Even to this day a lot of games that are quite neutral still have males dominated on consoles and PC with other neutral titles on smarphone and facebook with female players. Candy Crush and the like doesn't have anything feminine on them still that is dominated by female players.

For the good or the bad even if your marketing doesn't target a public by gender the people who will resonate with the game won't change. Even so we will have great fans and players from female side on franchises like RE and SF.

Yes, I specifically contrasted PONG, as a game marketed as a family oriented game (aka not specifically marketed at boys, family toghether in front of the TV, equal number of male and female people playing, etc.) with the later wave of 80s and early 90s games that were predominantly marketed to, made for and often by teeaged boys. That was the whole point.

There are whole genres predominantly aimed at a male audience through presentation (while still being enjoyed by some women, these games are not made with them in mind), and these genres dominated the arcade.
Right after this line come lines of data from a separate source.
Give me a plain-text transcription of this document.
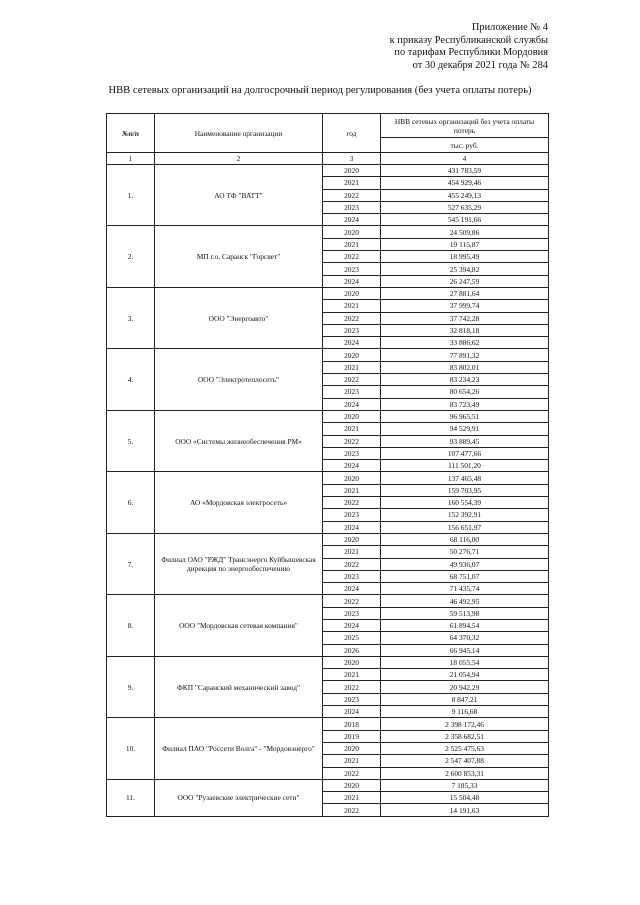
Приложение № 4
к приказу Республиканской службы
по тарифам Республики Мордовия
от 30 декабря 2021 года № 284
НВВ сетевых организаций на долгосрочный период регулирования (без учета оплаты потерь)
№п/п	Наименование организации	год	НВВ сетевых организаций без учета оплаты потерь
			тыс. руб.
1	2	3	4
1.	АО ТФ "ВАТТ"	2020	431 783,59
		2021	454 929,46
		2022	455 249,13
		2023	527 635,29
		2024	545 191,66
2.	МП г.о. Саранск "Горсвет"	2020	24 509,86
		2021	19 115,87
		2022	18 995,49
		2023	25 394,82
		2024	26 247,59
3.	ООО "Энергоавто"	2020	27 881,64
		2021	37 999,74
		2022	37 742,28
		2023	32 818,18
		2024	33 886,62
4.	ООО "Электротеплосеть"	2020	77 891,32
		2021	83 802,01
		2022	83 234,23
		2023	80 654,26
		2024	83 723,49
5.	ООО «Системы жизнеобеспечения РМ»	2020	96 965,51
		2021	94 529,91
		2022	93 889,45
		2023	107 477,66
		2024	111 501,20
6.	АО «Мордовская электросеть»	2020	137 465,48
		2021	159 703,95
		2022	160 554,39
		2023	152 392,91
		2024	156 651,97
7.	Филиал ОАО "РЖД" Трансэнерго Куйбышевская дирекция по энергообеспечению	2020	68 116,00
		2021	50 276,71
		2022	49 936,07
		2023	68 751,07
		2024	71 435,74
8.	ООО "Мордовская сетевая компания"	2022	46 492,95
		2023	59 513,98
		2024	61 894,54
		2025	64 370,32
		2026	66 945,14
9.	ФКП "Саранский механический завод"	2020	18 055,54
		2021	21 054,94
		2022	20 942,29
		2023	8 847,21
		2024	9 116,68
10.	Филиал ПАО "Россети Волга" - "Мордовэнерго"	2018	2 398 172,46
		2019	2 358 682,51
		2020	2 525 475,63
		2021	2 547 407,88
		2022	2 600 853,31
11.	ООО "Рузаевские электрические сети"	2020	7 185,33
		2021	15 504,48
		2022	14 191,63
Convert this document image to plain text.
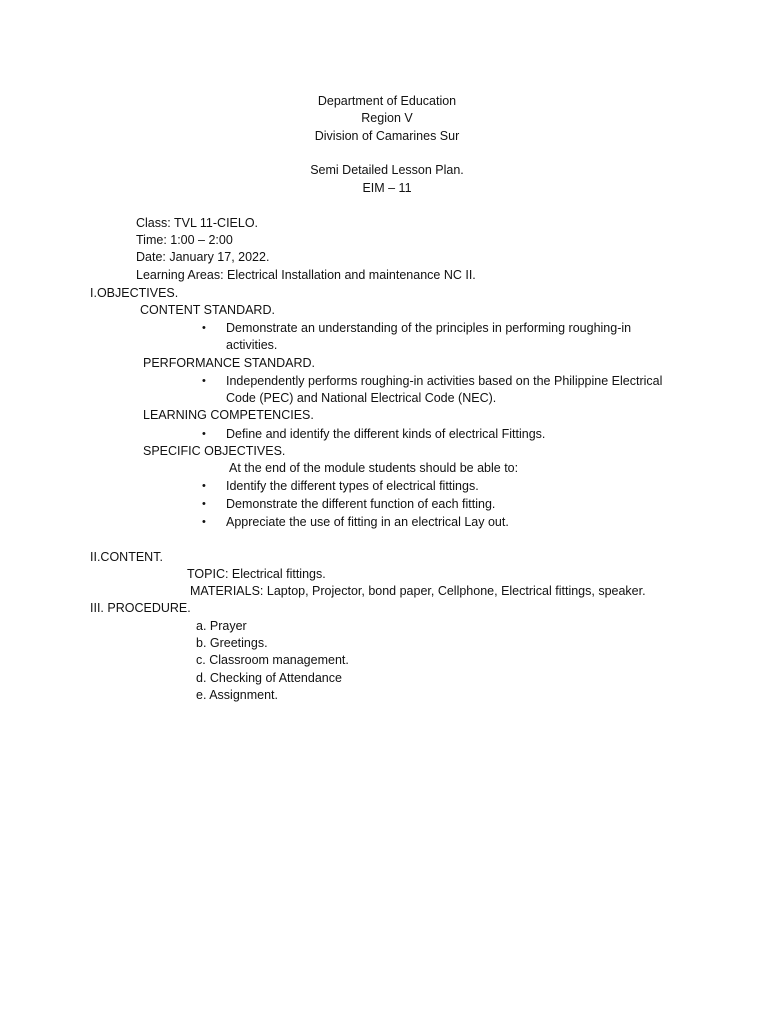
Department of Education
Region V
Division of Camarines Sur
Semi Detailed Lesson Plan.
EIM – 11
Class: TVL 11-CIELO.
Time: 1:00 – 2:00
Date: January 17, 2022.
Learning Areas: Electrical Installation and maintenance NC II.
I.OBJECTIVES.
CONTENT STANDARD.
• Demonstrate an understanding of the principles in performing roughing-in
activities.
PERFORMANCE STANDARD.
• Independently performs roughing-in activities based on the Philippine Electrical
Code (PEC) and National Electrical Code (NEC).
LEARNING COMPETENCIES.
• Define and identify the different kinds of electrical Fittings.
SPECIFIC OBJECTIVES.
At the end of the module students should be able to:
• Identify the different types of electrical fittings.
• Demonstrate the different function of each fitting.
• Appreciate the use of fitting in an electrical Lay out.
II.CONTENT.
TOPIC: Electrical fittings.
MATERIALS: Laptop, Projector, bond paper, Cellphone, Electrical fittings, speaker.
III. PROCEDURE.
a. Prayer
b. Greetings.
c. Classroom management.
d. Checking of Attendance
e. Assignment.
Shooters, brawlers, sport tiltels, racing sims and fighters had overwhelmingly male character options, gory depictions of violence (for the time) accompanied by fast paced action gameplay.

But even back in those days the breakout hits, like pacman worked becouse they had cross-over appeal and weren't audience limiting (Pacman in particular was famous for it's big female audience, hence why they made MS. Pacman, to better cater to that market). That's why they were big hits. But again they weren't the norm.

And from what I can tell, you seem to agree with me on that, but think that gender specific preferences to certain genres are genetically predisposed and have little to nothing to do with presentation...ok.

Honestly I don't think either of us is educated or smart enough to make such a detailed nature vs. nurture call and all you're doing here is guessing.

What we have presedence and proof for are marketing and sales trends and they prove that if your console is accessible and marketed at all genders you will end up selling more to older and female gamers as well as just more overall.

 

Honestly I'm not quite sure what we are discussing at this point or what you are taking issue with in the first place, but his has as good as nothing to do with my initial post, wich basically said:

'Female gamers in te early 90s were a largely untapped market. It makes sense to want to cater to that market (blue ocean) to release previously untapped sales potential. This company (Casio) who chose stickers and bad model party gamesas well as an overtly gendered approach to do that, was dumb and another company (namely nintendo) did it better and more sublty, while actually doing reseach any analyzing what attracts female gamers.

I feel like none of that is really up for debate.